Si de algo nos podemos sentir orgullosos los humanos es de nuestra capacidad para convertir objetos de primera necesidad en trivialidades que compiten en su grado de inutilidad con una rueda triangular.

Pongamos como ejemplo el preservativo. La gomita. El chubasquero. El condón. Un invento que nos ha salvado a cientos de parejas adolescentes, y no tan adolescentes, de tener un regalito bomba nueve meses más tarde.

¿Sabíais que la idea del condón se la tenemos que agradecer a los egipcios? Al carecer de maquinaria pesada y de cadenas de montaje, tiraron de lo que tenían a mano: material rústico. Una funda de tela era más que suficiente para ellos. Si por algún casual no tenían una a mano, usaban una piel de animal. Muy útil y cómodo, sin lugar a duda.

Pero más de una momia egipcia se levantaría de su tumba si supiera en lo que ha llegado a degenerar su primigenia y buena idea. Porque claro, ¿a quién no le gustaría esgrimir su miembro viril como si de un sable láser se tratase?

La famosa marca Durex quiso deleitar a todos los fans de la saga Star Wars con una edición limitada de preservativos fluorescentes.
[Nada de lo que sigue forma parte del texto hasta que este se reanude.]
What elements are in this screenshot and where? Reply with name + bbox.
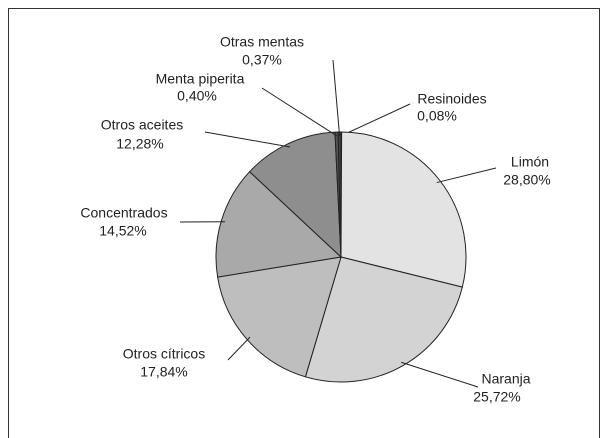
slice-value-label: 14,52% <box>99 223 146 239</box>
leader-line <box>227 336 251 361</box>
slice-value-label: 0,37% <box>242 52 282 68</box>
slice-label: Naranja <box>481 371 530 387</box>
leader-line <box>332 59 341 136</box>
leader-line <box>261 87 337 137</box>
pie-slice <box>248 131 342 259</box>
pie-slice <box>215 171 343 278</box>
slice-label: Resinoides <box>417 91 486 107</box>
slice-label: Concentrados <box>80 205 167 221</box>
leader-line <box>401 361 479 388</box>
slice-label: Menta piperita <box>156 71 245 87</box>
slice-value-label: 17,84% <box>140 364 187 380</box>
leader-line <box>204 131 291 148</box>
slice-value-label: 28,80% <box>503 172 550 188</box>
slice-value-label: 25,72% <box>473 389 520 405</box>
pie-slice <box>340 131 467 288</box>
slice-label: Otras mentas <box>220 34 304 50</box>
leader-line <box>341 103 411 137</box>
frame <box>8 8 600 438</box>
leader-line <box>436 167 497 184</box>
slice-value-label: 12,28% <box>116 136 163 152</box>
slice-value-label: 0,40% <box>177 88 217 104</box>
slice-label: Limón <box>511 154 549 170</box>
pie-slice <box>304 256 463 383</box>
slice-value-label: 0,08% <box>417 108 457 124</box>
slice-label: Otros aceites <box>101 117 183 133</box>
slice-label: Otros cítricos <box>123 346 205 362</box>
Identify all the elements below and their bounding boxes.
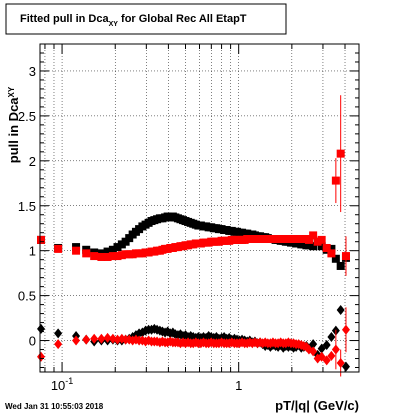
data-point-square [108, 252, 117, 261]
data-point-diamond [322, 355, 331, 366]
y-tick-label: 0.5 [18, 289, 36, 304]
data-point-diamond [336, 304, 345, 315]
data-point-square [113, 252, 122, 261]
data-point-square [327, 244, 336, 253]
title-subscript: XY [109, 21, 119, 28]
data-point-square [103, 252, 112, 261]
data-point-square [304, 241, 313, 250]
y-tick-label: 0 [29, 334, 36, 349]
data-point-diamond [309, 339, 318, 350]
data-point-square [309, 231, 318, 240]
data-point-diamond [327, 331, 336, 342]
data-point-diamond [327, 350, 336, 361]
data-point-diamond [341, 361, 350, 372]
x-tick-label-base: 10 [51, 378, 65, 393]
timestamp: Wed Jan 31 10:55:03 2018 [5, 402, 104, 411]
data-point-square [90, 252, 99, 261]
title-box [5, 3, 287, 35]
y-tick-label: 2 [29, 154, 36, 169]
data-point-square [97, 252, 106, 261]
data-point-square [309, 242, 318, 251]
data-point-diamond [309, 346, 318, 357]
data-point-square [331, 176, 340, 185]
data-point-diamond [322, 340, 331, 351]
data-point-square [72, 246, 81, 255]
data-point-square [304, 235, 313, 244]
chart-title: Fitted pull in DcaXY for Global Rec All … [20, 13, 247, 28]
axes: 0 0.5 1 1.5 2 2.5 3 10-1 1 [18, 43, 359, 393]
data-point-square [313, 237, 322, 246]
data-point-square [317, 242, 326, 251]
data-point-diamond [331, 344, 340, 355]
x-tick-label: 1 [235, 378, 242, 393]
data-point-square [103, 247, 112, 256]
data-point-square [37, 235, 46, 244]
data-point-diamond [103, 332, 112, 343]
y-tick-label: 1.5 [18, 199, 36, 214]
y-axis-label-subscript: XY [7, 86, 16, 97]
data-point-diamond [72, 335, 81, 346]
data-marks [37, 95, 350, 377]
y-tick-label: 3 [29, 64, 36, 79]
data-point-diamond [97, 333, 106, 344]
data-point-diamond [54, 339, 63, 350]
data-point-square [113, 243, 122, 252]
data-point-square [82, 249, 91, 258]
data-point-diamond [336, 358, 345, 369]
y-tick-label: 1 [29, 244, 36, 259]
x-tick-label: 10-1 [51, 376, 73, 393]
title-main: Fitted pull in Dca [20, 13, 109, 25]
title-rest: for Global Rec All EtapT [118, 13, 247, 25]
y-axis-label: pull in DcaXY [6, 86, 21, 163]
data-point-square [331, 254, 340, 263]
data-point-diamond [90, 333, 99, 344]
y-axis-label-main: pull in Dca [6, 97, 21, 164]
data-point-square [336, 261, 345, 270]
data-point-square [336, 149, 345, 158]
x-axis-label: pT/|q| (GeV/c) [275, 398, 359, 413]
data-point-square [317, 235, 326, 244]
data-point-diamond [341, 324, 350, 335]
y-tick-label: 2.5 [18, 109, 36, 124]
data-point-square [341, 252, 350, 261]
data-point-square [327, 249, 336, 258]
data-point-diamond [82, 334, 91, 345]
data-point-diamond [37, 351, 46, 362]
data-point-square [322, 243, 331, 252]
data-point-square [54, 244, 63, 253]
data-point-square [108, 245, 117, 254]
data-point-diamond [54, 328, 63, 339]
x-tick-label-exponent: -1 [65, 376, 73, 386]
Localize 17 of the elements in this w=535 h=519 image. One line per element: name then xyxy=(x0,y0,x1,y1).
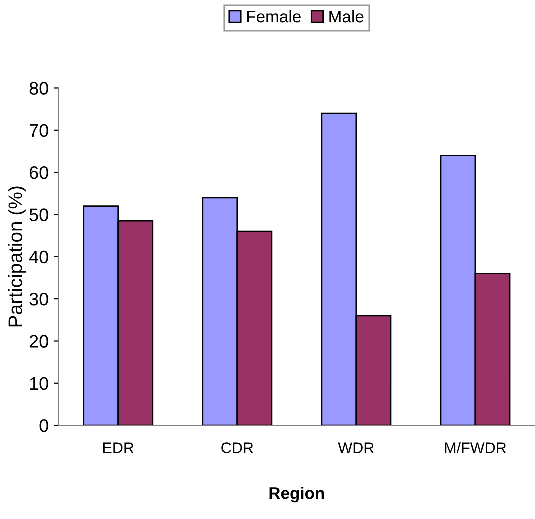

El resultado no podía ser mejor... era ponerte uno y ella empezaba a sentir la fuerza. Eso sí, usarla como un verdadero Jedi está al alcance de muy pocos.

Luego están los de sabores y olores. Siempre me he preguntado qué se debe sentir al saber que tu miembro viril está rodeado de una sustancia química que imita el sabor del queso. O de la pizza. Incluso de la marihuana. Me imagino a los camellos de todo el mundo indignándose ante semejante desperdicio.

Por si fuera poco, también existen gomas que te quieren bajar la moral. Imaginad que quedáis con la chica de vuestros sueños, la inalcanzable, a la que solo pueden aspirar los guaperas y los que tienen moto. Pues has conseguido que acepte una cita. Todo va bien y acabáis en la cama. Sacas de tu cartera un condón y resulta que el graciosete de tu compañero de piso te ha cambiado tus Control por sus Condometric, una suerte de invento infernal con el que podrás medirte el miembro. Y claro, la realidad a veces es dura...

De todas formas, la palma se la lleva la famosa tienda de Ámsterdam Condomerie, donde podemos encontrar todo tipo de profilácticos. Distintos tamaños, colores e incluso formas dan a la tienda un aspecto perturbador y divertido, al mismo tiempo. Frutas, animales, condones femeninos, veganos, con forma de espada, de rayo, de Scalextric... Todo un mundo lleno de posibilidades está a tu alcance.

La conclusión podría ser que ya que hacemos el amor con prudencia, qué menos que tirar de freestyle y marcarnos unos puntos de estilo con nuestra pareja. Ahora bien, no esperéis que os llame al día siguiente. El trauma de haber tenido a Dumbo entrando y saliendo con una sonrisa deforme y maníaca de su interior no se cura en dos días.